According to his metaphysics, which truly deserves this name in this regard, these simple beings offer us phenomena, that is, an image of themselves, which is no longer and thus not attributable to reality, and spatial and temporal relations would then be a construction of the subject, or as the fashionable term of the time was, the self. These simple beings should, and simple they should be since they only possess one quality, which is self-preservation, nonetheless generate the manifold phenomena we deal with in nature, which one should then regard less as mere thought constructs. Such little magicians, who should also make up reality, could hardly be esteemed enough.
I am of the opinion that the effect of simple beings extends into all the phenomena we deal with. Then the condition that they must be simple and only possess the quality of self-preservation no longer applies, then they can be entire worlds; imagine, each particle of the microworld could be a whole world.
Gustav Theodor Fechner, whom we recently had as a virtual guest in Berlin and who at least acknowledges poetry, now condensed matter into atoms, which according to his ideas are mathematical points, leaving no room for any quality, but sees such only in the relationships between atoms.
Fechner’s favorite poet is Friedrich Rückert, and I would like to paraphrase some verses from him: The world is not finished; it is in eternal becoming /And its freedom would not endanger yours /With dead machinery, it does not interfere with you /You are a vital drive to it, great or small /It strives towards its goal – struggling with all spirits /And only if your spirit helps it will it succeed.

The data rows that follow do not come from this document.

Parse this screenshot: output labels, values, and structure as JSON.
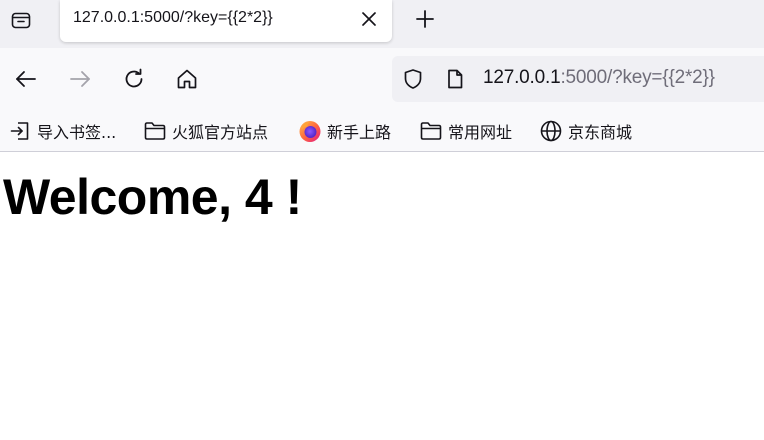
{
  "tab": {
    "title": "127.0.0.1:5000/?key={{2*2}}"
  },
  "urlbar": {
    "host": "127.0.0.1",
    "rest": ":5000/?key={{2*2}}"
  },
  "bookmarks": {
    "items": [
      {
        "label": "导入书签...",
        "icon": "import-icon"
      },
      {
        "label": "火狐官方站点",
        "icon": "folder-icon"
      },
      {
        "label": "新手上路",
        "icon": "firefox-logo-icon"
      },
      {
        "label": "常用网址",
        "icon": "folder-icon"
      },
      {
        "label": "京东商城",
        "icon": "globe-icon"
      }
    ]
  },
  "page": {
    "heading": "Welcome, 4 !"
  },
  "colors": {
    "tabstrip": "#f0f0f4",
    "toolbar": "#f9f9fb",
    "url_secondary": "#6f6d79"
  }
}
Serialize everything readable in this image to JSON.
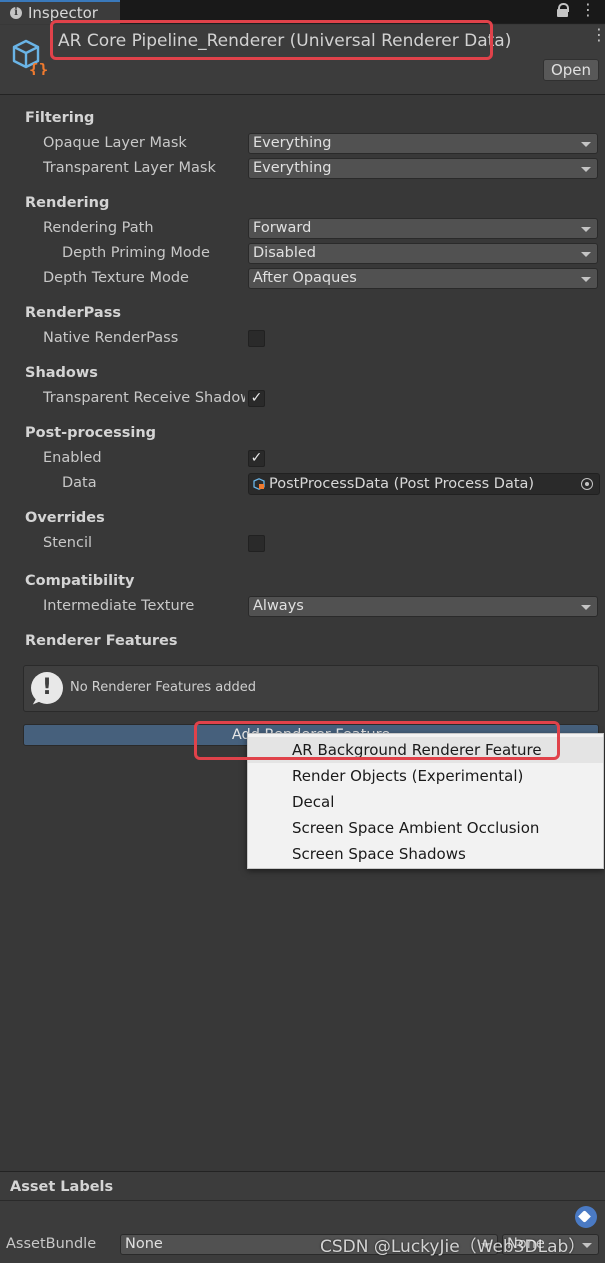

This is very close to the responsibility of humanity for nature discovered by Dante in his Monarchia, that is, all that humanity is and surrounds it.

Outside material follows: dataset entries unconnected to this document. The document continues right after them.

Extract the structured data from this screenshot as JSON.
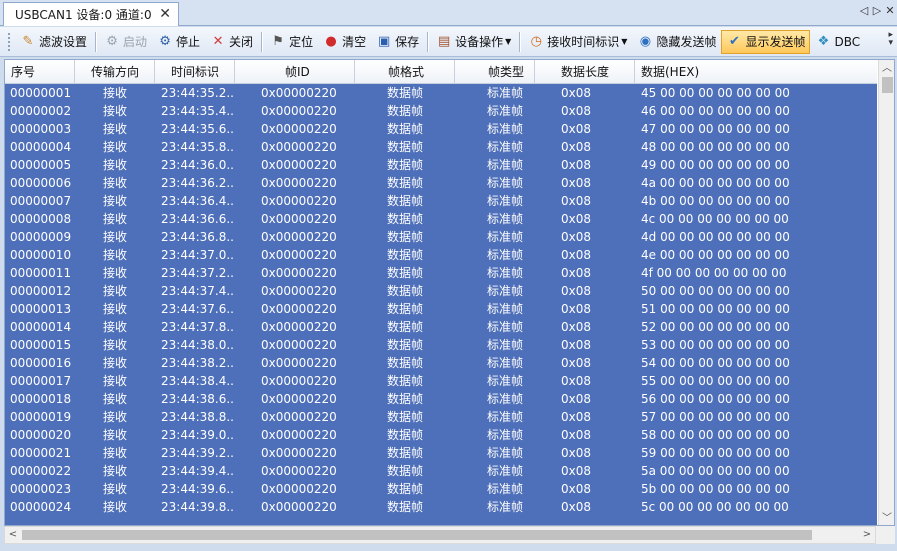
{
  "tab": {
    "title": "USBCAN1 设备:0 通道:0",
    "close": "✕"
  },
  "nav": {
    "prev": "◁",
    "next": "▷",
    "close": "✕"
  },
  "toolbar": {
    "filter": "滤波设置",
    "start": "启动",
    "stop": "停止",
    "close": "关闭",
    "locate": "定位",
    "clear": "清空",
    "save": "保存",
    "device_ops": "设备操作",
    "recv_time": "接收时间标识",
    "hide_sent": "隐藏发送帧",
    "show_sent": "显示发送帧",
    "dbc": "DBC"
  },
  "columns": [
    "序号",
    "传输方向",
    "时间标识",
    "帧ID",
    "帧格式",
    "帧类型",
    "数据长度",
    "数据(HEX)"
  ],
  "rows": [
    [
      "00000001",
      "接收",
      "23:44:35.2...",
      "0x00000220",
      "数据帧",
      "标准帧",
      "0x08",
      "45 00 00 00 00 00 00 00"
    ],
    [
      "00000002",
      "接收",
      "23:44:35.4...",
      "0x00000220",
      "数据帧",
      "标准帧",
      "0x08",
      "46 00 00 00 00 00 00 00"
    ],
    [
      "00000003",
      "接收",
      "23:44:35.6...",
      "0x00000220",
      "数据帧",
      "标准帧",
      "0x08",
      "47 00 00 00 00 00 00 00"
    ],
    [
      "00000004",
      "接收",
      "23:44:35.8...",
      "0x00000220",
      "数据帧",
      "标准帧",
      "0x08",
      "48 00 00 00 00 00 00 00"
    ],
    [
      "00000005",
      "接收",
      "23:44:36.0...",
      "0x00000220",
      "数据帧",
      "标准帧",
      "0x08",
      "49 00 00 00 00 00 00 00"
    ],
    [
      "00000006",
      "接收",
      "23:44:36.2...",
      "0x00000220",
      "数据帧",
      "标准帧",
      "0x08",
      "4a 00 00 00 00 00 00 00"
    ],
    [
      "00000007",
      "接收",
      "23:44:36.4...",
      "0x00000220",
      "数据帧",
      "标准帧",
      "0x08",
      "4b 00 00 00 00 00 00 00"
    ],
    [
      "00000008",
      "接收",
      "23:44:36.6...",
      "0x00000220",
      "数据帧",
      "标准帧",
      "0x08",
      "4c 00 00 00 00 00 00 00"
    ],
    [
      "00000009",
      "接收",
      "23:44:36.8...",
      "0x00000220",
      "数据帧",
      "标准帧",
      "0x08",
      "4d 00 00 00 00 00 00 00"
    ],
    [
      "00000010",
      "接收",
      "23:44:37.0...",
      "0x00000220",
      "数据帧",
      "标准帧",
      "0x08",
      "4e 00 00 00 00 00 00 00"
    ],
    [
      "00000011",
      "接收",
      "23:44:37.2...",
      "0x00000220",
      "数据帧",
      "标准帧",
      "0x08",
      "4f 00 00 00 00 00 00 00"
    ],
    [
      "00000012",
      "接收",
      "23:44:37.4...",
      "0x00000220",
      "数据帧",
      "标准帧",
      "0x08",
      "50 00 00 00 00 00 00 00"
    ],
    [
      "00000013",
      "接收",
      "23:44:37.6...",
      "0x00000220",
      "数据帧",
      "标准帧",
      "0x08",
      "51 00 00 00 00 00 00 00"
    ],
    [
      "00000014",
      "接收",
      "23:44:37.8...",
      "0x00000220",
      "数据帧",
      "标准帧",
      "0x08",
      "52 00 00 00 00 00 00 00"
    ],
    [
      "00000015",
      "接收",
      "23:44:38.0...",
      "0x00000220",
      "数据帧",
      "标准帧",
      "0x08",
      "53 00 00 00 00 00 00 00"
    ],
    [
      "00000016",
      "接收",
      "23:44:38.2...",
      "0x00000220",
      "数据帧",
      "标准帧",
      "0x08",
      "54 00 00 00 00 00 00 00"
    ],
    [
      "00000017",
      "接收",
      "23:44:38.4...",
      "0x00000220",
      "数据帧",
      "标准帧",
      "0x08",
      "55 00 00 00 00 00 00 00"
    ],
    [
      "00000018",
      "接收",
      "23:44:38.6...",
      "0x00000220",
      "数据帧",
      "标准帧",
      "0x08",
      "56 00 00 00 00 00 00 00"
    ],
    [
      "00000019",
      "接收",
      "23:44:38.8...",
      "0x00000220",
      "数据帧",
      "标准帧",
      "0x08",
      "57 00 00 00 00 00 00 00"
    ],
    [
      "00000020",
      "接收",
      "23:44:39.0...",
      "0x00000220",
      "数据帧",
      "标准帧",
      "0x08",
      "58 00 00 00 00 00 00 00"
    ],
    [
      "00000021",
      "接收",
      "23:44:39.2...",
      "0x00000220",
      "数据帧",
      "标准帧",
      "0x08",
      "59 00 00 00 00 00 00 00"
    ],
    [
      "00000022",
      "接收",
      "23:44:39.4...",
      "0x00000220",
      "数据帧",
      "标准帧",
      "0x08",
      "5a 00 00 00 00 00 00 00"
    ],
    [
      "00000023",
      "接收",
      "23:44:39.6...",
      "0x00000220",
      "数据帧",
      "标准帧",
      "0x08",
      "5b 00 00 00 00 00 00 00"
    ],
    [
      "00000024",
      "接收",
      "23:44:39.8...",
      "0x00000220",
      "数据帧",
      "标准帧",
      "0x08",
      "5c 00 00 00 00 00 00 00"
    ]
  ],
  "colors": {
    "selection": "#4e6fb9",
    "active_button": "#ffc85a",
    "header_bg": "#d6e2f2"
  },
  "icons": [
    "filter-icon",
    "start-icon",
    "stop-icon",
    "close-icon",
    "locate-icon",
    "clear-icon",
    "save-icon",
    "device-icon",
    "clock-icon",
    "hide-icon",
    "show-icon",
    "dbc-icon"
  ]
}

We also want to bring an unknown person from obscurity, whom Fechner quotes in his book Zend Avesta, a certain Schaller: It is not just a poetic license when the whole natural environment of man is depicted as sensitive when man calls on nature for sympathy, questions it, and communicates his joy and sorrow to it.
To a religious person, it might seem unusual to turn to nature instead of God with a plea for sympathy, and it is perhaps a relapse or a return to times when deities were worshipped in nature. As nature was increasingly understood, conceptions of God became more and more spiritualized, and no one probably imagines him today floating on a cloud with his angels beside him. Nevertheless, the Sistine Chapel with the awakening of Adam by God certainly expresses something true.
Fechner is also very devout and cautiously includes the elements of nature, such as Mother Earth, while in Herbart’s metaphysics, God is not mentioned at all.
Should we go so far as to attribute reality only to simple beings and perhaps even regard these as Leibniz’s monads, these windowless beings, in which it would by no means be so simple. In practical terms, it does not really matter. Even if we lived in a world of illusion, which is mirrored to us by these beings, we would still derive a different responsibility from it, and comfort would come to us only from subjects that we also recognize as such.
Then rather closer comfort and responsibility, tangible and experienced by everyone, starting from our own mind and body, through our pet or houseplant to climate change, and not to forget the other selves, on whom we have been practicing all this for a long time if we possess a moral sense, and who should serve as a foil for us to imagine the smallest and the largest.